Le cirque moderne se crée à la fin du XVIIIe siècle dans un creuset de savoirs, de disciplines et de codes modélisés au cours de plusieurs millénaires. De même, la magie moderne se bâtit sur un ensemble de mythes, de jeux et de pratiques savantes qui, ritualisés, bousculent les lignes de la réalité sensible. Une alchimie se forge entre découvertes scientifiques et matériaux bruts surgis d’une mémoire ancestrale nourrie de monstres, de fantômes, de sorciers, de charmes sataniques et de fureurs divines… Tous prodiges dont Pierre Boaistuau dresse au XVIe siècle dans ses Histoires mémorables un panorama curieux ou terrifiant qui fait déjà le lit de l’illusion spectaculaire.

 

« Si le rituel conserve quelque chose de son ascendance sur les arts, c’est certainement la magie moderne, spécialité injustement ignorée de la création contemporaine, qui en témoigne avec le plus de vigueur. Souffles magiques, formules cabalistiques, gestes pseudo-performatifs, incarnent cet atavisme en composant une véritable sémiose rituelle engagée parfois à l’insu de l’artiste, parfois de manière volontaire pour accompagner la réalisation de l’effet. » Valentine Losseau1

Une alchimie rêvée

Plus les acquis de la raison et de l’observation savante apportent de connaissance et de maîtrise de la nature par l’homme, plus le public recherche la confrontation à des manifestations irrationnelles comme à autant de vertigineux délices, jalons du culte éternel de la Vie et de la Mort. Du salon de Robert-Houdin aux théâtres magiques de Bénita Anguinet, Loramus, Linski, Delille ou Dicksonn, des scènes de vaudeville de Davenport ou Maskelyn & Cooke à celles des cabarets, se déploient des effets fantastiques « empruntés » aux rites celtes ou égyptiens, aux mystères du Moyen Âge, ou au spiritualisme indien. Annoncés, auréolés de mystère par le boniment du magicien, ils se déclinent en apparitions, disparitions, transformations ou pénétrations de corps et d’objets. « Ce que vous verrez, Messieurs, c’est ce qui n’a pas de précédent et n’aura jamais d’imitation. Ce que vous verrez, ce sont des merveilles, des impossibilités, des miracles enfin ! » (Robert-Houdin, Comment on devient sorcier, 1868)

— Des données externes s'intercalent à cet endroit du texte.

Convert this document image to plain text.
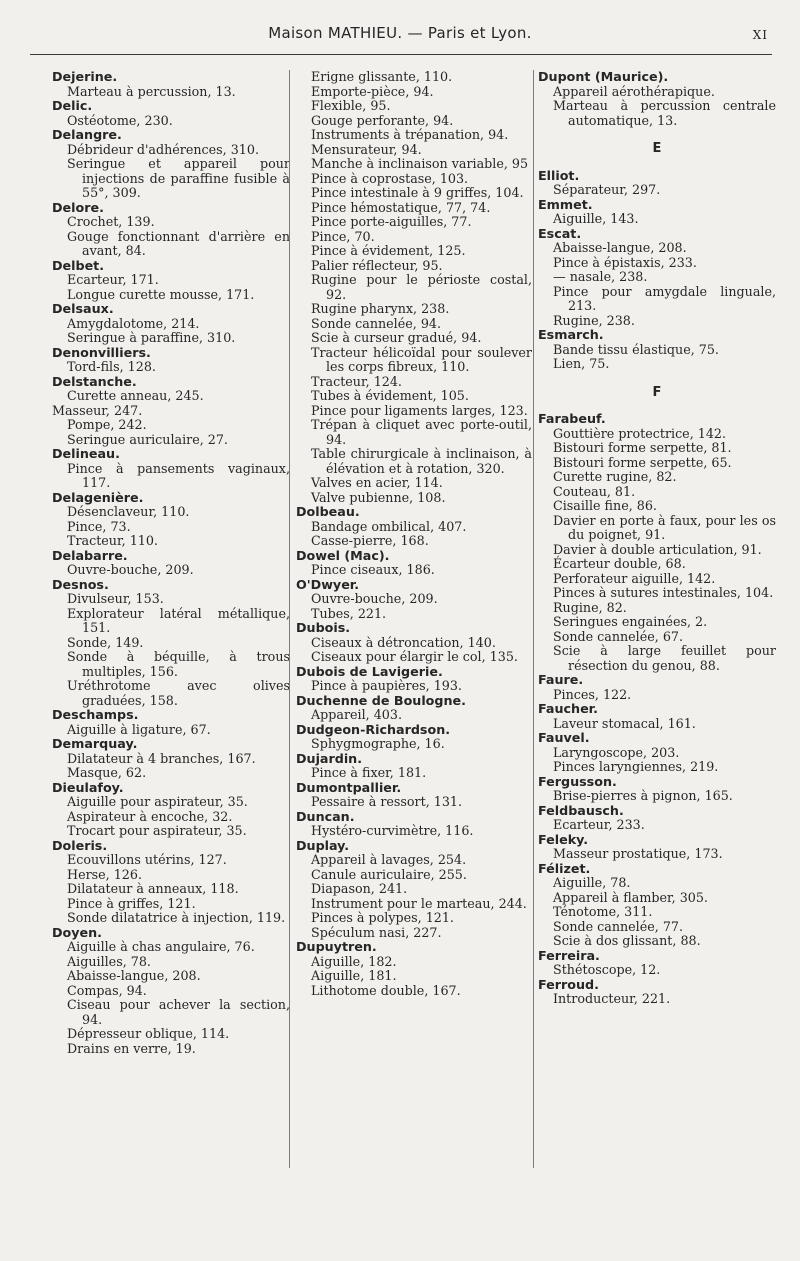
Maison MATHIEU. — Paris et Lyon.	XI
Dejerine.
Marteau à percussion, 13.
Delic.
Ostéotome, 230.
Delangre.
Débrideur d'adhérences, 310.
Seringue et appareil pour injections de paraffine fusible à 55°, 309.
Delore.
Crochet, 139.
Gouge fonctionnant d'arrière en avant, 84.
Delbet.
Ecarteur, 171.
Longue curette mousse, 171.
Delsaux.
Amygdalotome, 214.
Seringue à paraffine, 310.
Denonvilliers.
Tord-fils, 128.
Delstanche.
Curette anneau, 245.
Masseur, 247.
Pompe, 242.
Seringue auriculaire, 27.
Delineau.
Pince à pansements vaginaux, 117.
Delagenière.
Désenclaveur, 110.
Pince, 73.
Tracteur, 110.
Delabarre.
Ouvre-bouche, 209.
Desnos.
Divulseur, 153.
Explorateur latéral métallique, 151.
Sonde, 149.
Sonde à béquille, à trous multiples, 156.
Uréthrotome avec olives graduées, 158.
Deschamps.
Aiguille à ligature, 67.
Demarquay.
Dilatateur à 4 branches, 167.
Masque, 62.
Dieulafoy.
Aiguille pour aspirateur, 35.
Aspirateur à encoche, 32.
Trocart pour aspirateur, 35.
Doleris.
Ecouvillons utérins, 127.
Herse, 126.
Dilatateur à anneaux, 118.
Pince à griffes, 121.
Sonde dilatatrice à injection, 119.
Doyen.
Aiguille à chas angulaire, 76.
Aiguilles, 78.
Abaisse-langue, 208.
Compas, 94.
Ciseau pour achever la section, 94.
Dépresseur oblique, 114.
Drains en verre, 19.
Erigne glissante, 110.
Emporte-pièce, 94.
Flexible, 95.
Gouge perforante, 94.
Instruments à trépanation, 94.
Mensurateur, 94.
Manche à inclinaison variable, 95
Pince à coprostase, 103.
Pince intestinale à 9 griffes, 104.
Pince hémostatique, 77, 74.
Pince porte-aiguilles, 77.
Pince, 70.
Pince à évidement, 125.
Palier réflecteur, 95.
Rugine pour le périoste costal, 92.
Rugine pharynx, 238.
Sonde cannelée, 94.
Scie à curseur gradué, 94.
Tracteur hélicoïdal pour soulever les corps fibreux, 110.
Tracteur, 124.
Tubes à évidement, 105.
Pince pour ligaments larges, 123.
Trépan à cliquet avec porte-outil, 94.
Table chirurgicale à inclinaison, à élévation et à rotation, 320.
Valves en acier, 114.
Valve pubienne, 108.
Dolbeau.
Bandage ombilical, 407.
Casse-pierre, 168.
Dowel (Mac).
Pince ciseaux, 186.
O'Dwyer.
Ouvre-bouche, 209.
Tubes, 221.
Dubois.
Ciseaux à détroncation, 140.
Ciseaux pour élargir le col, 135.
Dubois de Lavigerie.
Pince à paupières, 193.
Duchenne de Boulogne.
Appareil, 403.
Dudgeon-Richardson.
Sphygmographe, 16.
Dujardin.
Pince à fixer, 181.
Dumontpallier.
Pessaire à ressort, 131.
Duncan.
Hystéro-curvimètre, 116.
Duplay.
Appareil à lavages, 254.
Canule auriculaire, 255.
Diapason, 241.
Instrument pour le marteau, 244.
Pinces à polypes, 121.
Spéculum nasi, 227.
Dupuytren.
Aiguille, 182.
Aiguille, 181.
Lithotome double, 167.
Dupont (Maurice).
Appareil aérothérapique.
Marteau à percussion centrale automatique, 13.
E
Elliot.
Séparateur, 297.
Emmet.
Aiguille, 143.
Escat.
Abaisse-langue, 208.
Pince à épistaxis, 233.
— nasale, 238.
Pince pour amygdale linguale, 213.
Rugine, 238.
Esmarch.
Bande tissu élastique, 75.
Lien, 75.
F
Farabeuf.
Gouttière protectrice, 142.
Bistouri forme serpette, 81.
Bistouri forme serpette, 65.
Curette rugine, 82.
Couteau, 81.
Cisaille fine, 86.
Davier en porte à faux, pour les os du poignet, 91.
Davier à double articulation, 91.
Écarteur double, 68.
Perforateur aiguille, 142.
Pinces à sutures intestinales, 104.
Rugine, 82.
Seringues engainées, 2.
Sonde cannelée, 67.
Scie à large feuillet pour résection du genou, 88.
Faure.
Pinces, 122.
Faucher.
Laveur stomacal, 161.
Fauvel.
Laryngoscope, 203.
Pinces laryngiennes, 219.
Fergusson.
Brise-pierres à pignon, 165.
Feldbausch.
Ecarteur, 233.
Feleky.
Masseur prostatique, 173.
Félizet.
Aiguille, 78.
Appareil à flamber, 305.
Ténotome, 311.
Sonde cannelée, 77.
Scie à dos glissant, 88.
Ferreira.
Sthétoscope, 12.
Ferroud.
Introducteur, 221.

À côté du courant mesmériste qui parle sérieusement de la réalité d’un « fluide magnétique » en chaque être vivant, les thaumaturges, et autres faiseurs de miracles de la scène appuient leurs pouvoirs magiques sur le détournement d’expériences scientifiques plus ou moins occultes, dans la veine des fantasmagories de Robertson ou des démonstrations dont Louis Comte régalait les cours princières sous le Premier Empire.

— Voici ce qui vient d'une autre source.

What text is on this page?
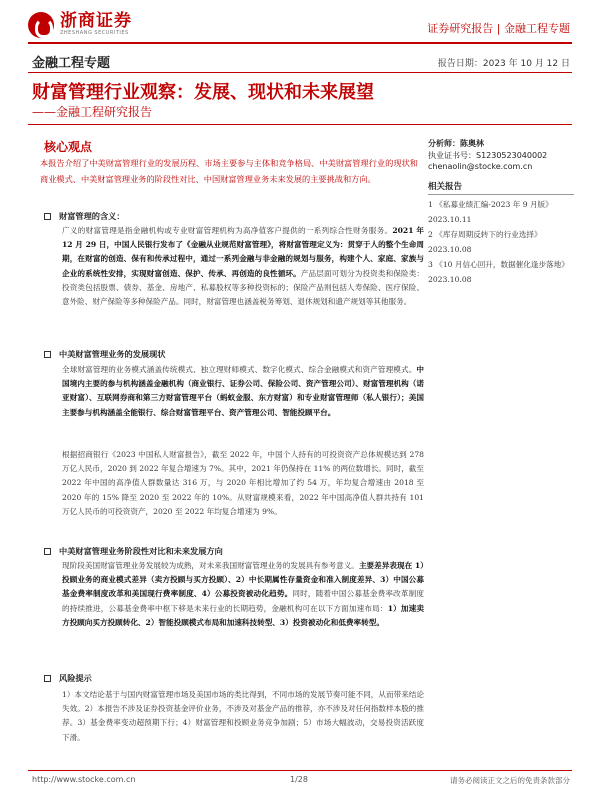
浙商证券
ZHESHANG SECURITIES	证券研究报告 | 金融工程专题
金融工程专题	报告日期：2023 年 10 月 12 日
财富管理行业观察：发展、现状和未来展望
——金融工程研究报告
核心观点
本报告介绍了中美财富管理行业的发展历程、市场主要参与主体和竞争格局、中美财富管理行业的现状和商业模式、中美财富管理业务的阶段性对比、中国财富管理业务未来发展的主要挑战和方向。
财富管理的含义：
广义的财富管理是指金融机构或专业财富管理机构为高净值客户提供的一系列综合性财务服务。2021 年 12 月 29 日，中国人民银行发布了《金融从业规范财富管理》，将财富管理定义为：贯穿于人的整个生命周期，在财富的创造、保有和传承过程中，通过一系列金融与非金融的规划与服务，构建个人、家庭、家族与企业的系统性安排，实现财富创造、保护、传承、再创造的良性循环。产品层面可划分为投资类和保险类：投资类包括股票、债券、基金、房地产、私募股权等多种投资标的；保险产品则包括人寿保险、医疗保险、意外险、财产保险等多种保险产品。同时，财富管理也涵盖税务筹划、退休规划和遗产规划等其他服务。
中美财富管理业务的发展现状
全球财富管理的业务模式涵盖传统模式、独立理财师模式、数字化模式、综合金融模式和资产管理模式。中国境内主要的参与机构涵盖金融机构（商业银行、证券公司、保险公司、资产管理公司）、财富管理机构（诺亚财富）、互联网券商和第三方财富管理平台（蚂蚁金服、东方财富）和专业财富管理师（私人银行）；美国主要参与机构涵盖全能银行、综合财富管理平台、资产管理公司、智能投顾平台。
根据招商银行《2023 中国私人财富报告》，截至 2022 年，中国个人持有的可投资资产总体规模达到 278 万亿人民币，2020 到 2022 年复合增速为 7%。其中，2021 年仍保持在 11% 的两位数增长。同时，截至 2022 年中国的高净值人群数量达 316 万，与 2020 年相比增加了约 54 万，年均复合增速由 2018 至 2020 年的 15% 降至 2020 至 2022 年的 10%。从财富规模来看，2022 年中国高净值人群共持有 101 万亿人民币的可投资资产，2020 至 2022 年均复合增速为 9%。
中美财富管理业务阶段性对比和未来发展方向
现阶段美国财富管理业务发展较为成熟，对未来我国财富管理业务的发展具有参考意义。主要差异表现在 1）投顾业务的商业模式差异（卖方投顾与买方投顾）、2）中长期属性存量资金和准入制度差异、3）中国公募基金费率制度改革和美国现行费率制度、4）公募投资被动化趋势。同时，随着中国公募基金费率改革制度的持续推进，公募基金费率中枢下移是未来行业的长期趋势，金融机构可在以下方面加速布局：1）加速卖方投顾向买方投顾转化、2）智能投顾模式布局和加速科技转型、3）投资被动化和低费率转型。
风险提示
1）本文结论基于与国内财富管理市场及美国市场的类比得到，不同市场的发展节奏可能不同，从而带来结论失效。2）本报告不涉及证券投资基金评价业务，不涉及对基金产品的推荐，亦不涉及对任何指数样本股的推荐。3）基金费率变动超预期下行；4）财富管理和投顾业务竞争加剧；5）市场大幅波动，交易投资活跃度下滑。
分析师：陈奥林
执业证书号：S1230523040002
chenaolin@stocke.com.cn
相关报告
1 《私募业绩汇编-2023 年 9 月版》 2023.10.11
2 《库存周期反转下的行业选择》 2023.10.08
3 《10 月信心回升，数据催化逢步落地》 2023.10.08
http://www.stocke.com.cn	1/28	请务必阅读正文之后的免责条款部分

En racontant des histoires fantastiques pimentées d’effets, la magie moderne revivifie le règne de la pantomime – foraine, équestre, exotique ou « anglaise » – qui depuis le XVIIe siècle nargue les productions des théâtres officiels. Des personnages issus de liturgies ou de mythologies anciennes nourrissent la dramaturgie jusqu’à l’effroi ou le rire. En témoigne la page des spectacles de L’Orchestre du 7 juin 1891, où s’affichent pêle-mêle le Sphinx, le Manoir du Diable ou le terrible Nain Jaune issu du conte, familier, de Mme d’Aulnay revisité par Georges Méliès, nouveau directeur du Théâtre Robert-Houdin. La musique s’invite avec une composition de Caroline Chelu sur le thème du Nain Jaune, un Galop brillant pour piano interprété par Mme Rehm, tandis que dans une salle spécialement aménagée, ouverte à l’entracte, s’offrent de mystérieuses apparitions de spectres « vivants et impalpables ».

Créatures… mécaniques

Les progrès scientifiques et techniques favorisent la réalisation de nouveaux prodiges et notamment la conception d’automates perfectionnés. Cinq cents ans après la mise au point par Albert le Grand2 d’une Minerve en bois, servante et devineresse,  en 1879, E. Fétis fait l’histoire de ces machines androïdes équipées de soufflets qui depuis l’Antiquité reproduisent des chants ou jouent de la musique3. Ainsi Jacques de Vaucanson (1709-1782) réalise deux automates musiciens et un canard digérateur qui reproduit toutes les phases de l’ingestion et de la transformation d’aliments. Vers 1770, dans son Musée ambulant, Philip Astley présente des Pieces of Mechanism, dont son Chronoscope4. Mais l’usurpation n’est pas loin et, désireux d’éclipser le génie de Vaucanson, l’ingénieur austro-hongrois von Kempelen exhibe en 1770 à la cour d’Autriche Le Turc mécanique, un « joueur d’échecs » quasi imbattable, qui se révèlera quatre-vingts ans plus tard un faux automate habillé de rouages mais mû par une intelligence et une présence humaines. Promené à travers l’Europe, l’habile canular trompe et… bat ses adversaires dont, notamment, Napoléon 1er. Au mitan du XIXe siècle, Jean-Eugène Robert-Houdin conçoit et met en scène Antonio Diavolo, le trapéziste virtuose, un Pâtissier du Palais-Royal qui prend les commandes de friandises et les sert, ou L’Oranger merveilleux dont il fait jaillir des fleurs et des oranges fraîches et goûteuses.

Ombres et lumières

Anagramme du mot image, la magie sollicite le regard en provoquant des sensations visuelles insolites, décalées. Enchanté ou violenté selon la proximité, la nature ou la forme de l’effet, le spectateur entre bon gré mal gré dans un univers dont l’irréalité le grise si toutefois il accepte de se laisser captiver. Au XIXe siècle, l’âge d’or du dieu Progrès, les découvertes du domaine de l’optique et de la lumière stupéfient des publics envoûtés par la matérialisation de formes noires ou blafardes, à la fois familières et spectrales. Issus des ténèbres, personnages et décors surgissent devant un auditoire subjugué. Encadrés par le castelet du théâtre d’ombres ou esquissés sur les écrans des lanternes magiques, de nouveaux héros, modestes et mystérieux s’ancrent désormais dans le paysage du divertissement, de la fantasmagorie aux… prémices du cinéma !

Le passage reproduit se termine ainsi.